W lesie znowu trochę kałuż, ale we mnie wstępują nowe siły. Zaczynam gonić, udało się przeskoczyć około 10-15 osób. Z lasu wyjeżdżamy na ścieżkę z kostki, po lewej stronie słońce pobłyskuje w wodach zalewu, na drzewie tabliczka 1km do mety. Dociskam ile mogę i wyprzedzam gościa, który wydawał się w lesie nie do przejścia. Zerkam jeszcze ze 2 razy czy za mną nie poszedł. Nie, nie poszedł. Dociskam jeszcze, żeby wykręcić z siebie ile można. Jedyne co mi przeszkadza i dekoncentruje to spacerowicze na tej ścieżce, jakieś dzieciaki, ludzie z pieskami. Drę ryja żeby uważali, bo ludzi z obsługi zdecydowanie za mało. Spotkanie z kimś przy prawie 40km/h nie należałoby do najprzyjemniejszych.
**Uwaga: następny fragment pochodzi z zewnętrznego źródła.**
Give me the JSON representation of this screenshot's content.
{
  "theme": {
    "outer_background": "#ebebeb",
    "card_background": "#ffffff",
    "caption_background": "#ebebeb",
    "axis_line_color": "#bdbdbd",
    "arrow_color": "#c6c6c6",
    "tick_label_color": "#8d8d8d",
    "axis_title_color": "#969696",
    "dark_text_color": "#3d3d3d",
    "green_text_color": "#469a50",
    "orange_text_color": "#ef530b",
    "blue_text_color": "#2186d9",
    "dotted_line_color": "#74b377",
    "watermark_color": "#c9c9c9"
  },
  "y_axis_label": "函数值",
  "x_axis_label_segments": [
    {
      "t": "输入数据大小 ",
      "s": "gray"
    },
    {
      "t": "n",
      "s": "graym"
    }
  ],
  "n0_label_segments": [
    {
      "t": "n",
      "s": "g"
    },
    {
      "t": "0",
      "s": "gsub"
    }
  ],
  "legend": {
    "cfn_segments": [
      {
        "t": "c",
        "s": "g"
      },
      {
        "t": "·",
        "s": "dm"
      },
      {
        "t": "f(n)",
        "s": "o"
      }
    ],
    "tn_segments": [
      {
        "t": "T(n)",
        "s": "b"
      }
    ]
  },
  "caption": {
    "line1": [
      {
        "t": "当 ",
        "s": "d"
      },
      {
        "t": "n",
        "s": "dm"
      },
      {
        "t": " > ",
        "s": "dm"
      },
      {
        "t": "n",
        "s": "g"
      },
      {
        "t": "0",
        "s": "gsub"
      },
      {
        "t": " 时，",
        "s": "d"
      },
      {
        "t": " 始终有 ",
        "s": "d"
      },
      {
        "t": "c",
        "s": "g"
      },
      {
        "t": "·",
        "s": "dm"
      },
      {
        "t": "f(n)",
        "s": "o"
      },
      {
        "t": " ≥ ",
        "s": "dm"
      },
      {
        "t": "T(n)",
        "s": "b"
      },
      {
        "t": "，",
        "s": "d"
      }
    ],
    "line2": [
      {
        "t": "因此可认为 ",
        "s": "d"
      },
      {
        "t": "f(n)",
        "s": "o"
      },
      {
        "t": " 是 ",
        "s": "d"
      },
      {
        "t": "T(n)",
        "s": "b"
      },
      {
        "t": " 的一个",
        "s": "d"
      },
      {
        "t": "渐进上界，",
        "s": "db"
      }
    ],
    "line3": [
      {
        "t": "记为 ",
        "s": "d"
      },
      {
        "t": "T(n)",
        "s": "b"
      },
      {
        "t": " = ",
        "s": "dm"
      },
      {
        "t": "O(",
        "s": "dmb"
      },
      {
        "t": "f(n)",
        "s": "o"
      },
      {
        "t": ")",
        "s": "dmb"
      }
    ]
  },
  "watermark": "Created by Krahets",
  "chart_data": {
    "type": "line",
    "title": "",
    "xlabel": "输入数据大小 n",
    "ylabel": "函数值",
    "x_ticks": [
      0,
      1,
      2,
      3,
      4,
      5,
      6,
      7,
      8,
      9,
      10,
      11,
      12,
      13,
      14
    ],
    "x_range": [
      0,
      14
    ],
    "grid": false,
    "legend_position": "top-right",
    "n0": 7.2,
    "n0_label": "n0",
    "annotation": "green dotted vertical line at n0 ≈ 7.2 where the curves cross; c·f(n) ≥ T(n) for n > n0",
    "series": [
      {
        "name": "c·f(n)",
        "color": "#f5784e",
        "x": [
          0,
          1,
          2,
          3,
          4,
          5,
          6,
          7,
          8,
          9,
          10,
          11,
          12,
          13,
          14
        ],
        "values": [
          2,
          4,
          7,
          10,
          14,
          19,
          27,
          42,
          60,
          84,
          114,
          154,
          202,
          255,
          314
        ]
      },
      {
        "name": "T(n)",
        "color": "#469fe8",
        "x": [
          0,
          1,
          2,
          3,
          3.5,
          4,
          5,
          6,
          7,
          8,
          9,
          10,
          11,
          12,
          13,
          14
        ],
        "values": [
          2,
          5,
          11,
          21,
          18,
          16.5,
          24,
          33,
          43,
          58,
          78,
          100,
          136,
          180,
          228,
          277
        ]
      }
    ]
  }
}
Wpadam na metę, czas na Garminie 1h08m.
Poszedłem zjeść makaron, czekam na Grześka, który jeszcze zmaga się z trasą.
Chwilę odpocząłem, pogadałem z innymi osobami, które mnie zagadnęły o trasę i wrażenia. Udałem się do bufetu, żeby się napchać ciachem i izo i tam spotkałem Greka, który pomylił trasę razem z innymi osobami, w miejscu o którym napisałem.
Stracił około 4minut, jest poirytowany. Też bym był, bo człowiek zapieprza, wypruwa sobie flaki i jedne błąd kosztuje go od cholery miejsc w stawce.
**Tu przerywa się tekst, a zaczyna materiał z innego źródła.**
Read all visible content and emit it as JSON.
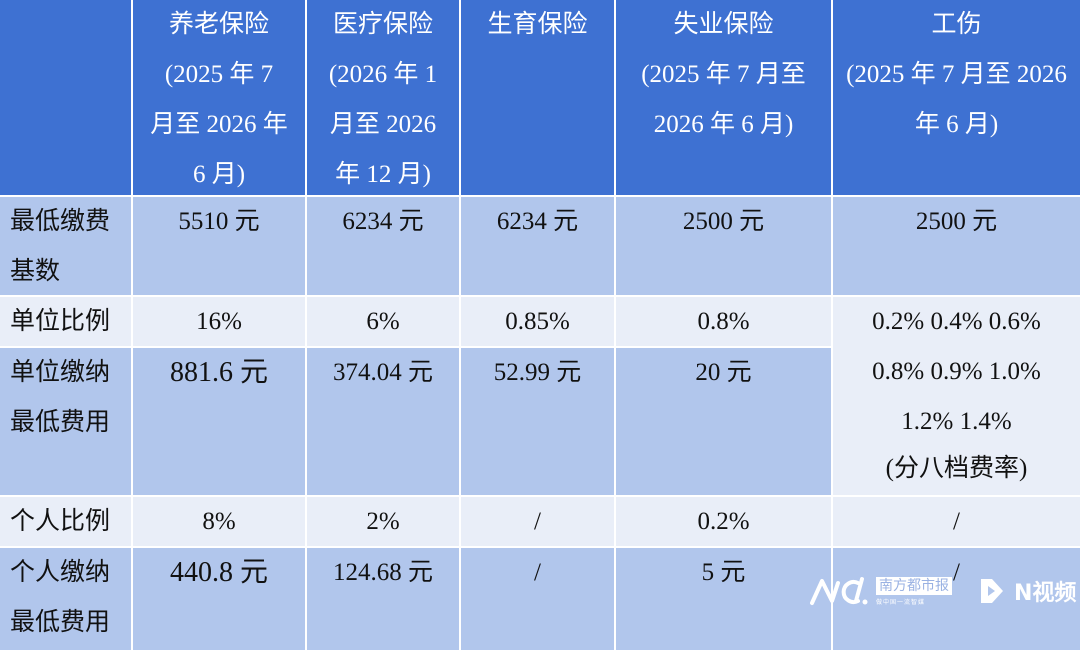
{
  "header": {
    "corner": "",
    "columns": [
      {
        "lines": [
          "养老保险",
          "(2025 年 7",
          "月至 2026 年",
          "6 月)"
        ]
      },
      {
        "lines": [
          "医疗保险",
          "(2026 年 1",
          "月至 2026",
          "年 12 月)"
        ]
      },
      {
        "lines": [
          "生育保险"
        ]
      },
      {
        "lines": [
          "失业保险",
          "(2025 年 7 月至",
          "2026 年 6 月)"
        ]
      },
      {
        "lines": [
          "工伤",
          "(2025 年 7 月至 2026",
          "年 6 月)"
        ]
      }
    ]
  },
  "rows": {
    "min_base": {
      "label": [
        "最低缴费",
        "基数"
      ],
      "values": [
        "5510 元",
        "6234 元",
        "6234 元",
        "2500 元",
        "2500 元"
      ]
    },
    "employer_rate": {
      "label": [
        "单位比例"
      ],
      "values": [
        "16%",
        "6%",
        "0.85%",
        "0.8%"
      ]
    },
    "employer_min_fee": {
      "label": [
        "单位缴纳",
        "最低费用"
      ],
      "values": [
        "881.6 元",
        "374.04 元",
        "52.99 元",
        "20 元"
      ]
    },
    "injury_merged": [
      "0.2% 0.4% 0.6%",
      "0.8% 0.9% 1.0%",
      "1.2% 1.4%",
      "(分八档费率)"
    ],
    "personal_rate": {
      "label": [
        "个人比例"
      ],
      "values": [
        "8%",
        "2%",
        "/",
        "0.2%",
        "/"
      ]
    },
    "personal_min_fee": {
      "label": [
        "个人缴纳",
        "最低费用"
      ],
      "values": [
        "440.8 元",
        "124.68 元",
        "/",
        "5 元",
        "/"
      ]
    }
  },
  "watermark": {
    "logo": "NC.",
    "brand": "南方都市报",
    "slogan": "做中国一流智媒",
    "video": "N视频"
  },
  "colors": {
    "header": "#3e71d2",
    "row_medium": "#b1c6ec",
    "row_light": "#e9eef8"
  }
}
Spotykamy Martę, która też pojechała FITa. Miała tak samo ciężki dzień i jeszcze nie zregenerowała się po Gwieździe. Dołączył do nas Arek, który wycofał się z wyścigu, bo pomylił trasę i zamiast na FIT skręcił na Mega.
Ustawiliśmy się w kolejce do myjki, bo rowery ewidentnie tego wymagały. Czas nam płynął na wesołych pogaduszkach.
Potem przemieściliśmy się jeszcze tu i tam. Grek pojechał po izobronki :) Dołączyliśmy do ArteQa i jego wesołej ekipy z Alumexu. Po tomboli na której wylosowali mój numerek, ale nie zdążyłem odebrać nagrody ;) zebraliśmy się do miasta. Do odjazdu pociągu mieliśmy 40minut, a głód zaczynał doskwierać. Ruszyliśmy na stare miasto, nie do końca wiedząc gdzie ono jest. Udało nam się kupić pseudo kebaby, które w smaku okazały się strasznie słaby. Zostało nam 17 minut do odjazdu, ruszyliśmy w szybkim tempie. Z nieba zaczęły lecieć pierwsze krople deszczu. Wpadliśmy na halę główną dworca i... lunęło jakby ktoś wiadrami lał wodę z nieba. Za chwilę podstawili pociąg, do którego się załadowaliśmy.
Zjedliśmy te niedobre kebsy, wypiliśmy piwko z nowo poznanym kolarzem i zmęczeni wracaliśmy do domu.
Na mecie okazało się że dojechałem 5 w M2 i mogłem powalczyć o pudło. Ogólnie jestem 47 OPEN na FIT.